Today, that dream becomes a reality. Graham and his brother Max have opened what they say is the “first matcha café in New York,” offering matcha lattes, matchaccinos, and even guacamole (“matchamole”) made with the traditional-turned-trendy green tea powder.
Though MatchaBar sells the wooden whisks used in Japanese tea ceremonies, you won’t find them in use at the front counter – instead, an electric drink mixer blends the powdered leaves (directly sourced from a farm in Japan) into iced watermelon and cucumber drinks.

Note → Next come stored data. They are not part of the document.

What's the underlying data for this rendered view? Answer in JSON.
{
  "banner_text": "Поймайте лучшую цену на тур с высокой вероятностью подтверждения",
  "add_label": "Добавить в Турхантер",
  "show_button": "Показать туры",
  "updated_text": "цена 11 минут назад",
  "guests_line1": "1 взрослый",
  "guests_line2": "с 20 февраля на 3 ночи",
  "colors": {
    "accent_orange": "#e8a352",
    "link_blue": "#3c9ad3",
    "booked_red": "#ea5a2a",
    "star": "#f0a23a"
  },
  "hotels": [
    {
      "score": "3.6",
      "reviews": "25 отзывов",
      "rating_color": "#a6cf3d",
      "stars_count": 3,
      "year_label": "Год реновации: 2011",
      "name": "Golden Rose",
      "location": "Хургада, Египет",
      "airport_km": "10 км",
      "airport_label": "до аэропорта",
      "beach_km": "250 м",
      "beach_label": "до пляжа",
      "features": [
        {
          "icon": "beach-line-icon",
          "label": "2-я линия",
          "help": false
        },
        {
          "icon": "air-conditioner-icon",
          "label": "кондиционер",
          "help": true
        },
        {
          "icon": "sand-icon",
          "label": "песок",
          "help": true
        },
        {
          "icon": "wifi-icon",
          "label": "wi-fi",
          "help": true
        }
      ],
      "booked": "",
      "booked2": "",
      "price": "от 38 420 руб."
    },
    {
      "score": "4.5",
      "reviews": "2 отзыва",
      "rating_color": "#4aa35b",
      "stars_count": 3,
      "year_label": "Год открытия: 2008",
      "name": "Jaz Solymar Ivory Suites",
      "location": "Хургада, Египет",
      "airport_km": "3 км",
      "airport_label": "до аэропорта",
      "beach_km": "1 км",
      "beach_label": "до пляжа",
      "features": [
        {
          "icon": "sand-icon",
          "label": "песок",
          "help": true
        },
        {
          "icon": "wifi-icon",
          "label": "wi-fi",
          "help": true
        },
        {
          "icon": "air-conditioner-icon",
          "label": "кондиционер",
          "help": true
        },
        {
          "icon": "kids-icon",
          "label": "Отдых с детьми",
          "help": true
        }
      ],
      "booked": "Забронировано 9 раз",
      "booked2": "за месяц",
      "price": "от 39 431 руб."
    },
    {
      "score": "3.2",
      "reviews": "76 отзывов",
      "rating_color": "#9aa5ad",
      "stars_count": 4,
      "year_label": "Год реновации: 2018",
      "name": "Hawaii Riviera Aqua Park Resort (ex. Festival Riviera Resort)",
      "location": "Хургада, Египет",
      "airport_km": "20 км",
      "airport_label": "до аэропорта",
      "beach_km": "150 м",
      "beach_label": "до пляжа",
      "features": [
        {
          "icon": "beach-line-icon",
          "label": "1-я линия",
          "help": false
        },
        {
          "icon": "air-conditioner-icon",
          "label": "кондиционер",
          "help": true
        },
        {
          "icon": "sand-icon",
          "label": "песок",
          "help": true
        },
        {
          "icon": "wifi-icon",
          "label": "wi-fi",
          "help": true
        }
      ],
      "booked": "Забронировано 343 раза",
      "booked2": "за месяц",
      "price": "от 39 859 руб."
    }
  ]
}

Rather than being strict traditionalists, these matcha mavens want to “fuel the New York hustle” – something they know a thing or two about. Graham and business partner Eli Libman discovered matcha while they were producing nightlife events and looking for a healthier way to stay up into the wee hours. They found the green stuff, which contains about a third of the caffeine of coffee, in the traditional teahouses of the East Village, where the Fortgangs where living while attending NYU.
The matcha experience at their café is a bit different: “we want you in and out in five,” Graham says. Or less, even: customers can always just snag some custom tins ($22 for the basic blend, $30 for the premium) and go make their next 15 or so cups at home. The place will soon be bottling its bevies, as well. (If you refuse to stray from coffee, they’ve got it — from Toby’s Estate.)
Should you want to sit down to eat one of the “farm-fresh” sandwiches made by Watty & Meg, there’s a back table, WiFi, and power outlets every five feet.
Starting Oct. 1, there’ll be more incentive to linger: upstairs on Fridays, Saturdays and Sundays, a pop-up market will feature a rotating mix of five artisan vendors selling accessories, clothing, and art. It’s uncertain whether any of the jewelry will be made from matcha.
MatchaBar, 93 Wythe Ave., nr. N. 10th St., Williamsburg, Brooklyn, 718-599-0015; Open Monday to Friday, 8 a.m. to 7 p.m. and Saturday and Sunday 9 a.m. to 7 p.m.